Thursday, March 27, 2008

Synthetic ABS. Who needs 'em anyway?

(Accrued Interest) Plans to create an auto loan ABS (asset-backed security) index, similar to the now infamous ABX index except for auto loans instead of home equity loans, were quietly scuttled last week. Creation of such an index would have allowed investors to buy and sell credit default swaps on a basket of auto loan securitizations, in effect, betting on the credit performance.

Why was it canceled? Partially because of the severe drop off in securitizations of consumer loans generally, there aren't a lot of recent auto loan deals to put into an efficient index. But there is a deeper issue. Many market participants are now questioning the value of these CDS indices. It was once thought that a more easily traded index of CDS would help improve price discovery in the asset-backed market. But is that what's happening now?

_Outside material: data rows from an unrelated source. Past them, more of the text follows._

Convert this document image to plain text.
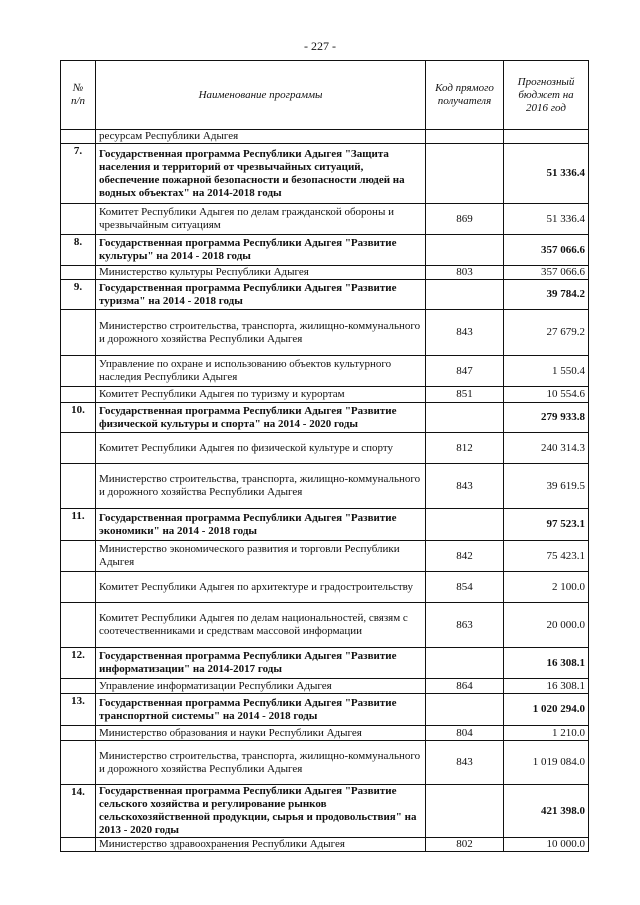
- 227 -
№
п/п	Наименование программы	Код прямого получателя	Прогнозный бюджет на 2016 год
	ресурсам Республики Адыгея		
7.	Государственная программа Республики Адыгея "Защита населения и территорий от чрезвычайных ситуаций, обеспечение пожарной безопасности и безопасности людей на водных объектах" на 2014-2018 годы		51 336.4
	Комитет Республики Адыгея по делам гражданской обороны и чрезвычайным ситуациям	869	51 336.4
8.	Государственная программа Республики Адыгея "Развитие культуры" на 2014 - 2018 годы		357 066.6
	Министерство культуры Республики Адыгея	803	357 066.6
9.	Государственная программа Республики Адыгея "Развитие туризма" на 2014 - 2018 годы		39 784.2
	Министерство строительства, транспорта, жилищно-коммунального и дорожного хозяйства Республики Адыгея	843	27 679.2
	Управление по охране и использованию объектов культурного наследия Республики Адыгея	847	1 550.4
	Комитет Республики Адыгея по туризму и курортам	851	10 554.6
10.	Государственная программа Республики Адыгея "Развитие физической культуры и спорта" на 2014 - 2020 годы		279 933.8
	Комитет Республики Адыгея по физической культуре и спорту	812	240 314.3
	Министерство строительства, транспорта, жилищно-коммунального и дорожного хозяйства Республики Адыгея	843	39 619.5
11.	Государственная программа Республики Адыгея "Развитие экономики" на 2014 - 2018 годы		97 523.1
	Министерство экономического развития и торговли Республики Адыгея	842	75 423.1
	Комитет Республики Адыгея по архитектуре и градостроительству	854	2 100.0
	Комитет Республики Адыгея по делам национальностей, связям с соотечественниками и средствам массовой информации	863	20 000.0
12.	Государственная программа Республики Адыгея "Развитие информатизации" на 2014-2017 годы		16 308.1
	Управление информатизации Республики Адыгея	864	16 308.1
13.	Государственная программа Республики Адыгея "Развитие транспортной системы" на 2014 - 2018 годы		1 020 294.0
	Министерство образования и науки Республики Адыгея	804	1 210.0
	Министерство строительства, транспорта, жилищно-коммунального и дорожного хозяйства Республики Адыгея	843	1 019 084.0
14.	Государственная программа Республики Адыгея "Развитие сельского хозяйства и регулирование рынков сельскохозяйственной продукции, сырья и продовольствия" на 2013 - 2020 годы		421 398.0
	Министерство здравоохранения Республики Адыгея	802	10 000.0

The market is only going to efficiently price a security when there is reasonable two-way flow. In other words, when a price is reached where there is a reasonable number of traders on both the short and long side. Is this what's been happening with the ABX index? No. Whatever you think of where actual value is on various ABX contracts, it certainly isn't a two-way market. Buyers of protection have dominated that market for about a year now. Of course there has to be a seller if there is a buyer, but I've persistently heard that sellers of protection have overwhelmingly been either paired trades along the capital structure (e.g., long the 2007-1 BBB and short 2007-2 BBB) or short covering.

Now one can look at any of the specific structures in the ABX library and make a case that the price should be higher or lower. That isn't the point. The point is that the ABX never developed natural buyers of risk. Once home equity structures became distressed, there were some buyers of cash bonds. But these are the kinds of buyers who want to comb through the structures and carefully analyze every dollar of cash flow. That kind of buyer is looking for a cash-flow diamond in the rough. Selling protection on the ABX is a bet on home equity spreads in general tightening. That's not the kind of bet distressed buyers like to make.

Meanwhile, with so few home equity bonds actually trading, the ABX became the only means of estimating a market value on home loan bonds. So right or wrong, the ABX became the "mark to market" for pricing many different types of mortgage-related paper. Buyers who were careful to buy higher quality home equity paper complained, as they believed they had better structures than those on which the ABX is based. But it didn't matter since there were no new deals with which to compare, the ABX is all auditors had to use as a base.

The negative feedback was severe. (Notice I didn't say it was a "loop") Any real money buyer who tried buying high quality home equity paper saw their marks based on the lower-quality ABX. Portfolio managers are hard-pressed to buy bonds, regardless of the fundamental value, if the mark is going to be substantially lower. With no real money buyers and liquidity very poor, it became impossible to securitize any mortgage-related paper.

What would have been better for all involved is if the market had been allowed to price bonds individually based on individual risk characteristics. Perhaps the dislocation in the mortgage market was too severe for that to have realistically happened. But the ABX caused everything to be priced on a lowest-common-denominator basis. That really didn't help anyone other than the shorts.

So given all this, it seems obvious why various market participants aren't too eager to create another ABX monster. Its true that default rates on auto loans are likely to rise significantly, both due to normal recessionary pressure as well as the weak housing market. But its also true that auto loan deals have been priced to take much greater losses than home loan paper ever was. Home loans were always modeled with the assumption that the collateral was an appreciating asset. Car loans never made this assumption. In fact, Fitch estimates that most AAA-rated auto loan deals can withstand 20% unemployment.

So the street would rather auto loan securitizations stand on their own cash flow results, rather than suffer the slings and arrows of outrageous technicals. There is a right price for ABS risk. Maybe, just maybe, finding that right price will allow the securitization market to make a slow comeback, at least outside of home loans. That will be a critical next step for solidifying market liquidity.